With Yahoo promising "encryption everywhere," Google moving to 2,048-bit certificates by year's end, HTTP 2.0 to be automatically encrypted, and a renewed interested in secure email, we've entered a new phase: the era of encryption by default over the network — and maybe everywhere else, too.

It's always illuminating to read the thoughts of cybersecurity expert Bruce Schneier who has pointed out that the covert collaboration between tech companies (he calls it the "public/private surveillance partnership") – has crumbled in the post-Snowden era.

As he wrote in The Atlantic, "It's impossible to build an Internet where the good guys can eavesdrop and the bad guys cannot. We have a choice between an Internet that is vulnerable to all attackers, or an Internet that is safe from all attackers. And a safe and secure Internet is in everyone's best interests, including the US's."

Encrypting all data in transit by default still wouldn't thwart direct attacks (like social engineering attacks) but it would bolster security against run-of-the-mill cyber criminals, a threat more real to most Americans than the NSA.
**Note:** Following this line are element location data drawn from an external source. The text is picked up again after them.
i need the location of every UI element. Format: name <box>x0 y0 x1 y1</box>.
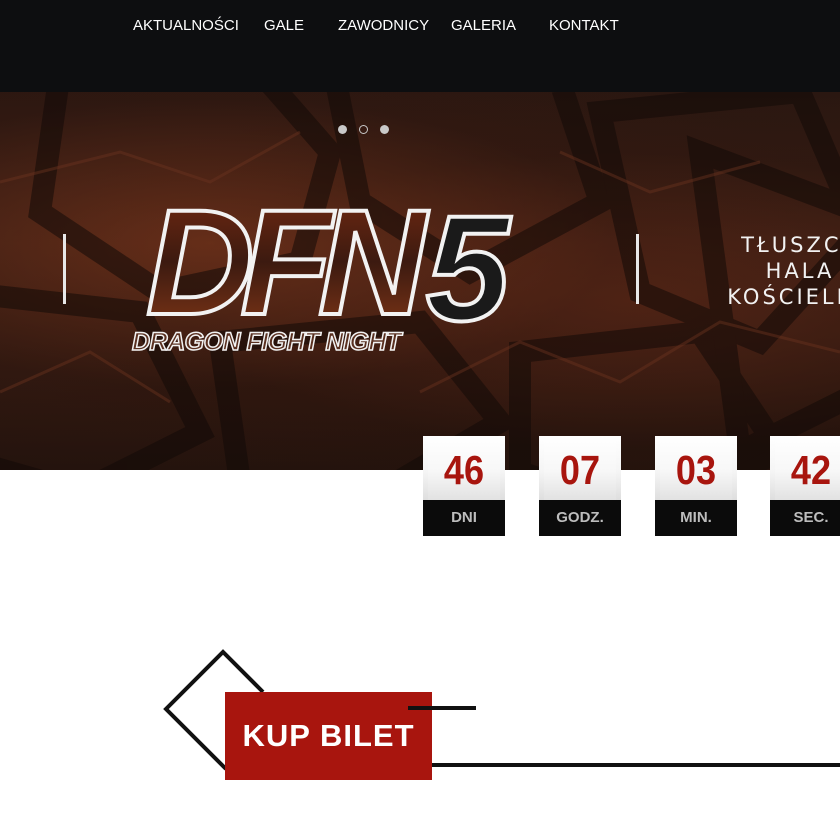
logo-subtitle: DRAGON FIGHT NIGHT <box>131 327 402 357</box>
event-city: TŁUSZCZ <box>741 233 840 257</box>
countdown-minutes-label: MIN. <box>655 500 737 536</box>
countdown-minutes: 03 MIN. <box>655 436 737 536</box>
hero-slider: DFN 5 DRAGON FIGHT NIGHT TŁUSZCZ HALA KO… <box>0 92 840 470</box>
slider-dots <box>338 125 389 134</box>
countdown-hours-value: 07 <box>543 436 617 500</box>
countdown-hours: 07 GODZ. <box>539 436 621 536</box>
nav-item-gale[interactable]: GALE <box>264 17 304 34</box>
countdown-days-label: DNI <box>423 500 505 536</box>
right-divider <box>636 234 639 304</box>
event-info: TŁUSZCZ HALA KOŚCIELNA <box>640 232 840 310</box>
countdown-days: 46 DNI <box>423 436 505 536</box>
left-divider <box>63 234 66 304</box>
logo-number-text: 5 <box>426 184 512 352</box>
slider-dot-1[interactable] <box>338 125 347 134</box>
nav-item-galeria[interactable]: GALERIA <box>451 17 516 34</box>
nav-item-zawodnicy[interactable]: ZAWODNICY <box>338 17 429 34</box>
slider-dot-2[interactable] <box>359 125 368 134</box>
slider-dot-3[interactable] <box>380 125 389 134</box>
countdown-seconds-value: 42 <box>774 436 840 500</box>
top-navigation: AKTUALNOŚCI GALE ZAWODNICY GALERIA KONTA… <box>0 0 840 92</box>
logo-dfn-text: DFN <box>146 182 429 346</box>
event-venue: HALA <box>765 259 835 283</box>
ticket-accent-line <box>408 706 476 710</box>
nav-item-aktualnosci[interactable]: AKTUALNOŚCI <box>133 17 239 34</box>
event-street: KOŚCIELNA <box>727 285 840 309</box>
countdown-seconds-label: SEC. <box>770 500 840 536</box>
countdown-minutes-value: 03 <box>659 436 733 500</box>
countdown-seconds: 42 SEC. <box>770 436 840 536</box>
countdown-hours-label: GODZ. <box>539 500 621 536</box>
nav-item-kontakt[interactable]: KONTAKT <box>549 17 619 34</box>
countdown-days-value: 46 <box>427 436 501 500</box>
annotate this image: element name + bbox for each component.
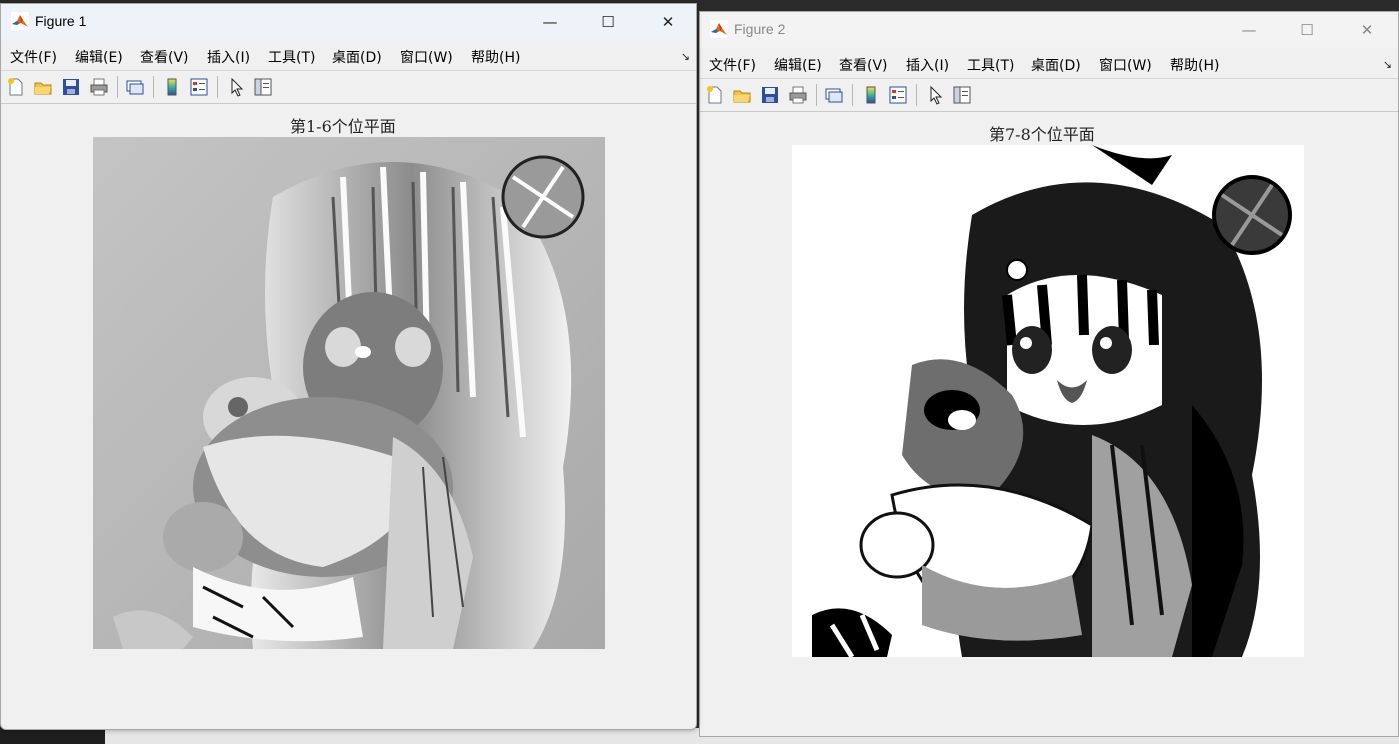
toolbar-separator: [217, 76, 218, 98]
edit-plot-arrow-icon[interactable]: [926, 85, 946, 105]
menu-edit[interactable]: 编辑(E): [774, 55, 822, 75]
close-icon: ✕: [661, 13, 675, 31]
menu-file[interactable]: 文件(F): [709, 55, 756, 75]
axes-title: 第1-6个位平面: [290, 117, 396, 136]
link-plot-icon[interactable]: [125, 77, 145, 97]
dock-arrow-icon[interactable]: ↘: [1383, 58, 1392, 71]
close-button[interactable]: ✕: [1338, 12, 1396, 48]
bitplane-image-7-8: [792, 145, 1304, 657]
window-title: Figure 2: [734, 21, 786, 37]
toolbar-separator: [852, 84, 853, 106]
menu-view[interactable]: 查看(V): [839, 55, 888, 75]
toolbar-separator: [816, 84, 817, 106]
matlab-logo-icon: [710, 20, 728, 38]
dock-arrow-icon[interactable]: ↘: [681, 50, 690, 63]
open-file-icon[interactable]: [732, 85, 752, 105]
bitplane-image-1-6: [93, 137, 605, 649]
menu-desktop[interactable]: 桌面(D): [332, 47, 382, 67]
axes-title: 第7-8个位平面: [989, 125, 1095, 144]
figure-2-window: Figure 2 — ☐ ✕ 文件(F) 编辑(E) 查看(V) 插入(I) 工…: [699, 11, 1399, 737]
menu-edit[interactable]: 编辑(E): [75, 47, 123, 67]
toolbar-separator: [916, 84, 917, 106]
window-title: Figure 1: [35, 13, 87, 29]
menu-insert[interactable]: 插入(I): [207, 47, 250, 67]
maximize-button[interactable]: ☐: [579, 4, 637, 40]
edit-plot-arrow-icon[interactable]: [227, 77, 247, 97]
close-icon: ✕: [1360, 21, 1374, 39]
toolbar-separator: [153, 76, 154, 98]
property-inspector-icon[interactable]: [952, 85, 972, 105]
link-plot-icon[interactable]: [824, 85, 844, 105]
menu-insert[interactable]: 插入(I): [906, 55, 949, 75]
minimize-button[interactable]: —: [521, 4, 579, 40]
menu-help[interactable]: 帮助(H): [471, 47, 520, 67]
figure-1-window: Figure 1 — ☐ ✕ 文件(F) 编辑(E) 查看(V) 插入(I) 工…: [0, 3, 697, 730]
menu-tools[interactable]: 工具(T): [967, 55, 1014, 75]
menu-file[interactable]: 文件(F): [10, 47, 57, 67]
new-figure-icon[interactable]: [6, 77, 26, 97]
legend-icon[interactable]: [888, 85, 908, 105]
menu-window[interactable]: 窗口(W): [1099, 55, 1152, 75]
open-file-icon[interactable]: [33, 77, 53, 97]
maximize-icon: ☐: [1300, 21, 1314, 39]
menu-bar: 文件(F) 编辑(E) 查看(V) 插入(I) 工具(T) 桌面(D) 窗口(W…: [1, 40, 696, 71]
figure-toolbar: [700, 79, 1398, 112]
property-inspector-icon[interactable]: [253, 77, 273, 97]
menu-help[interactable]: 帮助(H): [1170, 55, 1219, 75]
print-icon[interactable]: [788, 85, 808, 105]
menu-desktop[interactable]: 桌面(D): [1031, 55, 1081, 75]
minimize-icon: —: [542, 13, 558, 31]
maximize-button[interactable]: ☐: [1278, 12, 1336, 48]
menu-bar: 文件(F) 编辑(E) 查看(V) 插入(I) 工具(T) 桌面(D) 窗口(W…: [700, 48, 1398, 79]
colorbar-icon[interactable]: [861, 85, 881, 105]
maximize-icon: ☐: [601, 13, 615, 31]
title-bar[interactable]: Figure 1 — ☐ ✕: [1, 4, 696, 40]
matlab-logo-icon: [11, 12, 29, 30]
figure-toolbar: [1, 71, 696, 104]
toolbar-separator: [117, 76, 118, 98]
menu-tools[interactable]: 工具(T): [268, 47, 315, 67]
colorbar-icon[interactable]: [162, 77, 182, 97]
minimize-button[interactable]: —: [1220, 12, 1278, 48]
menu-view[interactable]: 查看(V): [140, 47, 189, 67]
title-bar[interactable]: Figure 2 — ☐ ✕: [700, 12, 1398, 48]
close-button[interactable]: ✕: [639, 4, 696, 40]
save-icon[interactable]: [760, 85, 780, 105]
legend-icon[interactable]: [189, 77, 209, 97]
print-icon[interactable]: [89, 77, 109, 97]
save-icon[interactable]: [61, 77, 81, 97]
menu-window[interactable]: 窗口(W): [400, 47, 453, 67]
new-figure-icon[interactable]: [705, 85, 725, 105]
minimize-icon: —: [1241, 21, 1257, 39]
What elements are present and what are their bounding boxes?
Encrypting data in transit used to be painfully expensive – and it slowed everything down, but not in an age where we have vast computing power. Similarly, encrypting data at rest is easy and far less expensive.

What may be hard is that encryption needs a lot of maintenance – key management and rotation, identity management and updates to the encryption schemes themselves. Worse yet, we still have a restricted supply of true cryptography experts.

And the weakest link in the privacy chain is between the keyboard and the chair. Privacy advocates can only do so much against our desire to overshare and our poor cybersecurity practices.

Still, encryption by default is a huge step forward – we just had to be goosed in our collective national butt to get there.